Healthy Baked Falafels
Falafel is a food I personally LOVE. Due to the chickpeas they are a good source of fibre and plant-based protein which may help curb appetite, support healthy blood sugar, and lower the risk of chronic disease. There’s also health benefits in the herbs such as Vitamin A, C & K in the fresh parsley. However, it’s traditionally deep fried in oil which can add unnecessary and potentially harmful fats to the diet. I wanted to find a way to enjoy these and also make them healthy by baking them instead of frying.
Ingredients:
200g dried chickpeas, soaked for 10-12 hours
1/2 large red onion
3 large garlic cloves
45g fresh parsley
10g fresh coriander
1 tsp cumin
1 tsp salt
1 tbsp fresh lemon juice
1/4 tsp ground cinnamon
1/4 tsp ground nutmeg
1/2 tsp chilli powder
1/2 tsp baking powder
Dash of black pepper
Method:
Make sure to soak the dried chickpeas in water the night before you plan to make these. Soak for 10 - 12 hours making sure the water covers the chickpeas by a few inches as they will double/triple in size.
When they have doubled in size, drain and rinse the chickpeas and add them to your food processor and blend until course. Add all the other ingredients to the food processor and blend until well combined but still grainy.
Add the mixture to a bowl adding in the baking soda. Stir the mixture, cover and place in the fridge for 30 minutes.
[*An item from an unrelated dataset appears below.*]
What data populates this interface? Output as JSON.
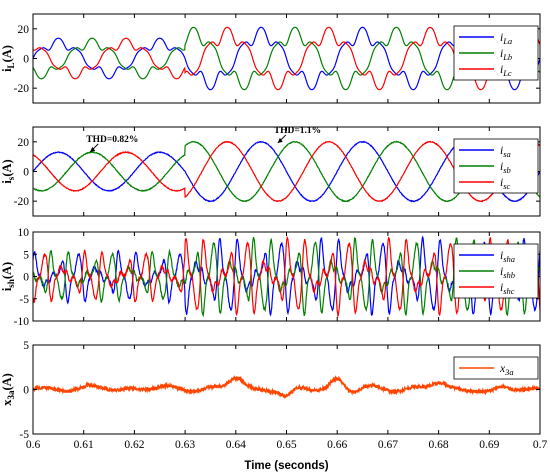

Remove from the fridge and use your hands to form the falafel into balls. Lightly brush the falafels with a little extra virgin olive oil.
Preheat the oven to 230 degrees C (210 in a fan oven), or 200 degrees in an air fryer. Place the falafel on a baking sheet and bake for 10 minutes, then flip and place back in for another 10 minute until golden and crispy on the outside.
Serve the falafel immediately. You can include a wholemeal pita or just bowl style with some tahini lemon dressing or hummus, fresh shredded greens, red cabbage, cucumber & tomato.